É bom esclarecer que tais possessões divinas não devem ser identificadas com estados de consciência particulares ou experiências místicas estranhas induzidas ou provocadas por substâncias psicoativas, mas se referem a precisos estados de Consciência Superior alcançados através de uma constante aplicação dos princípios de vida ascéticos e contemplativos.
Esta estirpe de iatromantes chegou até a Itália meridional e se estabeleceu na Magna Grécia, em algumas cidades presentes na atual costa campana, entre as quais a cidade de Vélia (ou Eleia em grego, nome originário), hoje Ascea, na província de Salerno.
Eleia foi fundada entorno a 540 a.C., como posse de parte do povo dos Foceianos que escapou das terras nativas da Ásia Menor invadidas pelo exército persiano de Rei Ciro. Confirmações da chegada dos iatromantes a Eleia são dadas pelas descobertas arqueológicas, obtidas através dos restos arquitetônicos da antiga cidade. Em particular, as escavações trouxeram à luz a prova da identificação entre a cultura iatromântica que se desenvolveu em Eleia e a Escola Filosófica de Parmênides que alí se desenvolveu do VI ao I século a.C..
Foram encontradas entre 1958 e 1960 inscrições que parecem demonstrar a estreita ligação que se passava entre Parmênides e grupo de iatromantes. Parece não só que o filósofo de Eleia fizesse parte deste grupo, mas que fosse considerado o fundador, fundador de uma escola de iatromantes que se manteve ativa pelo menos por quinhentos anos.
Parmênides nasceu justamente em Eleia por volta de 510 a.C.. Fontes históricas confirmam o seu discipulado junto ao pitagórico Ameinias, que continuando o trabalho de seu Mestre Pitágoras difundiu a cultura xamânica grego-oriental nas colônias gregas da Itália. Foi Ameinias a iniciar Parmênides na prática iatromântica da “Esykìa”, termo traduzido com “silêncio”, “vida tranquila”, “sossego”. Esta prática ensina a arte da imobilidade física, vital e mental e arte da incubação, pega das técnicas da medicina arcaica dos asclepíades.
Os médicos iatromantes radicados neste território eram chamados “pholàrcoi” e “uliàdes”, apelativo de Apolo.
O primeiro destes termos deriva da união das palavras “pholeòs” “gruta, caverna” e “arcòs” “guardião, senhor”, significando então “senhor ou guardião da gruta”, lugar privilegiado onde aconteciam as práticas de Cura Sagrada.
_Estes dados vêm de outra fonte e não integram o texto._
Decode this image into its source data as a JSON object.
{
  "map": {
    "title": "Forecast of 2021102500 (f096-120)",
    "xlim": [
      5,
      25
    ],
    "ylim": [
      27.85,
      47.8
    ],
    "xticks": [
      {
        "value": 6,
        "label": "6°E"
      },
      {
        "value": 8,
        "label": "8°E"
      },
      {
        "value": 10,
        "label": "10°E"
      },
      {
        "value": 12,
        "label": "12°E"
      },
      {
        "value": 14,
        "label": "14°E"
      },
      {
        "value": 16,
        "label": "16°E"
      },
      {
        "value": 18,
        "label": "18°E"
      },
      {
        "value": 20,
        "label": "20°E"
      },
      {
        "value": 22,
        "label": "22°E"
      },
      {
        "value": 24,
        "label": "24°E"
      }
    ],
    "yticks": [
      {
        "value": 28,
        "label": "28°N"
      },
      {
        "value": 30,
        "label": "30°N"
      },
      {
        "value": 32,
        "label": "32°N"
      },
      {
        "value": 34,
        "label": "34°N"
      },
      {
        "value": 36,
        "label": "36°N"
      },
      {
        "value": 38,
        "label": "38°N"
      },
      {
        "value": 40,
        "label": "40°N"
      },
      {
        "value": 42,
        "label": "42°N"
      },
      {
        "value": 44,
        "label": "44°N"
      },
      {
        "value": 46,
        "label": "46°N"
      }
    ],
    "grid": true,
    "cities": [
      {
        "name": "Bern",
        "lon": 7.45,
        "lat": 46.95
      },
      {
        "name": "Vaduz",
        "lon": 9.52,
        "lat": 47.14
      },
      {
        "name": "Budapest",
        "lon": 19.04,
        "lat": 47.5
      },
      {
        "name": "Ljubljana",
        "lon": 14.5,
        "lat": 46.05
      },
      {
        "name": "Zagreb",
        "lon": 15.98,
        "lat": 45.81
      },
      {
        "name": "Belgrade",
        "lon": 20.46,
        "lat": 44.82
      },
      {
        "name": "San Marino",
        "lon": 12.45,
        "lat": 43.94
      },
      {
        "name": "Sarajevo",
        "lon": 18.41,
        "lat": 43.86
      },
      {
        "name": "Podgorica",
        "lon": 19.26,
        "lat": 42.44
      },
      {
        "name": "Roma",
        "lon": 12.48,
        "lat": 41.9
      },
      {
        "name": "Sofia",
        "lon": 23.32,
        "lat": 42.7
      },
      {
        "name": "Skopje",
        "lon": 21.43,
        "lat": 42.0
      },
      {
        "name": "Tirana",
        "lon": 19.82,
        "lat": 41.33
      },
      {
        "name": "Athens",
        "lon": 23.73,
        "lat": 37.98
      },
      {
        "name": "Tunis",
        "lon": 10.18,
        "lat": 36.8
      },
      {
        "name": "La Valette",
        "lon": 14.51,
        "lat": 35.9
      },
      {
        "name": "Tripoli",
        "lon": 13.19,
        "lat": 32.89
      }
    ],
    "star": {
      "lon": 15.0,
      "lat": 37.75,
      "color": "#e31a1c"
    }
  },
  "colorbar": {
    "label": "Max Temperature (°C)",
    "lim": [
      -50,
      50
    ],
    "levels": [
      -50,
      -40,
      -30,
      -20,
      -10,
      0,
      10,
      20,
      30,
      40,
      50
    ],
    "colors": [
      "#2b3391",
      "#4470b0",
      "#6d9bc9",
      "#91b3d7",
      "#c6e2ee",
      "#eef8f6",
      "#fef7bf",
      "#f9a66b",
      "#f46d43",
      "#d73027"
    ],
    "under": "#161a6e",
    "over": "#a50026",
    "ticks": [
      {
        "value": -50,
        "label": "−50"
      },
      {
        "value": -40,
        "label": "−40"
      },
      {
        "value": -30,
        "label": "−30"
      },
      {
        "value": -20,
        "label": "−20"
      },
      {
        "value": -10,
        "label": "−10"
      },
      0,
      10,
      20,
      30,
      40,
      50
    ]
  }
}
A prática da Incubação acontece como na medicina dos asclepíades, em um lugar dedicado a ela, e o praticante era envolvido nas espirais das serpentes, sob controle e guia do iatromante, o qual contribuía para ativar no praticante os processos energéticos de emersão da Força que opera a Cura.
As práticas se referem à capacidade teúrgica de despertar, no praticante, a Força Ancestral da Serpente, o Olho de Osíris, isto é a sua própria energia sexual, única Força em condições de produzir, se conhecida e governada, uma cura concreta. Grande parte destas práticas encontra as próprias origens nos cultos misteriosóficos das Escolas Iniciáticas. As plantas usadas, muitas vezes durante o jejum que precedia a prática, eram a malva e o asfódelo, que serviam para predispor energeticamente e fisicamente o praticante à emersão de poderes particulares.
O termo Ouliades ao invés deriva do epíteto que a tradição atribui a Apolo chamando-o “Oùlios”, confirmando assim a estreita conexão entre Apolo, seu filho Asclépio e os iatromantes.